The striker has missed six matches with a hamstring strain suffered during the last international break.
And in recent weeks Rafael Benitez and his players have spoken of their belief their title push can continue despite the absence of the celebrated Spaniard.
Earlier this week Benitez said: “He is a fantastic player, he can change games, but we have been playing so well we have not missed him.”
Team-mate Pepe Reina added: “We have plenty of strikers to choose from and there is enough strength in the squad to cope while Fernando is out.”
Such an appraisal was hard to ignore as Liverpool climbed to the top of the table in imperious fashion.
However, Liverpool’s inability to turn their dominance into three points at White Hart Lane last weekend and mid-week against Atletico Madrid has brought Torres’ absence back into sharp focus.
Torres’ last goal for the Reds came in the 3-2 defeat of Manchester City, a game that Liverpool wrestled back from the brink of defeat thanks to a series of slick and incisive moves spearheaded by the pace and interplay of the Spaniard.
Torres’ ability to find the net has never been in question but his ability to fit into a system may be his biggest—perhaps only—weakness.
Torres’ absence has forced Benitez to deploy Robbie Keane and, perhaps more importantly, top-scorer Dirk Kuyt in their favoured striking roles. This in turn has led to Steven Gerrard being thrust into a more attacking position.

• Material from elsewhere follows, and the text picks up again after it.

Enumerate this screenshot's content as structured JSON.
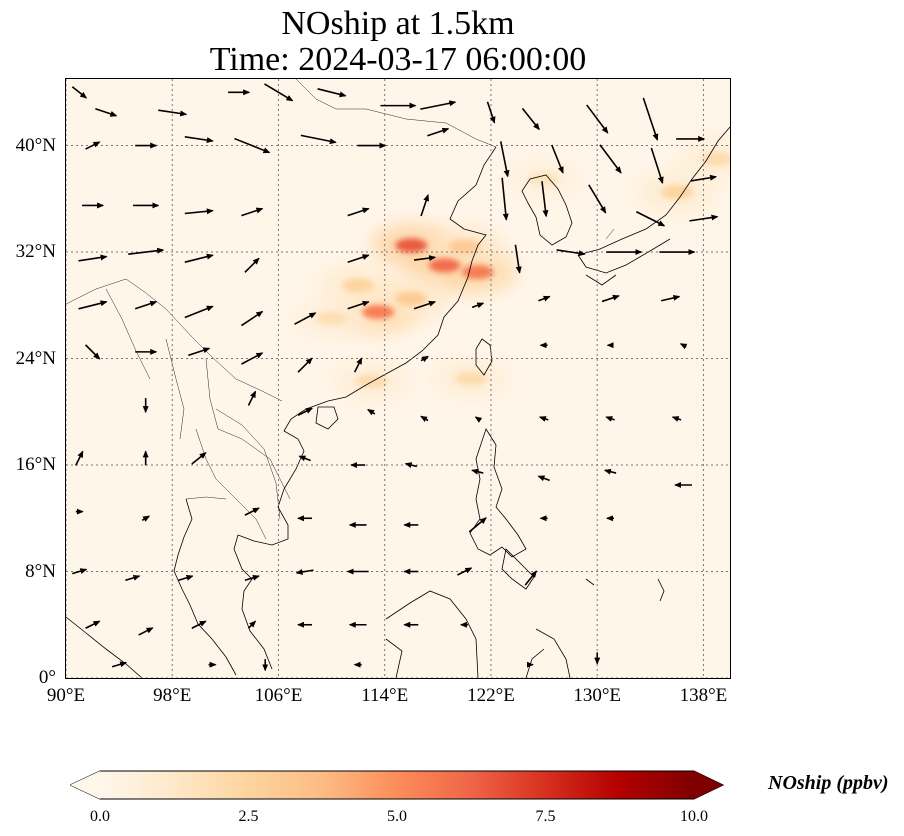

The positioning of Gerrard, often a point of debate in its own right, may be a significant factor in Liverpool’s recent form—but not for obvious reasons. The midfield partnership of Xabi Alonso and Javier Mascherano, often broken up by Gerrard, has provided a real balance to Liverpool’s play.
Mascherano’s combative ball-winning style, married to Alonso’s classy and precise distribution, mirrors the midfield set-up of Benitez’s lauded double league-winning Valencia team.
This balance was particularly evident at Stamford Bridge, where Alonso and Mascherano combined perfectly to foil the likes of Frank Lampard and Deco while providing a tidy link to the front men.
Despite the success of this system, its main limitation is the lack of the attacking nous so often required to unlock the tightly packed defences of teams visiting Anfield. In this, Torres may have his argument for selection—if he needs one.
The irony for Torres and Liverpool looms in the form of another international break. Spain face Chile in Villarreal on November 19, and the prospect of losing Torres for the third time in 18 months after an international break must weigh heavily on the mind of Benitez.
Talks with the Spanish FA over Torres’ treatment while he is with the national squad have taken place and a set of special exercises have been drawn up for him to complete each day to help the hamstring heal properly.
Just whether Liverpool will allow another friendly call-up for Torres so soon after injury remains to be seen, but expect Benitez to signal his opinion before the plane for Villarreal leaves.
Torres is almost certain to return for the league clash with West Brom at Anfield this weekend, but if the last few weeks have taught Benitez anything, it may just be that his star striker might not be as indispensable as he previously thought.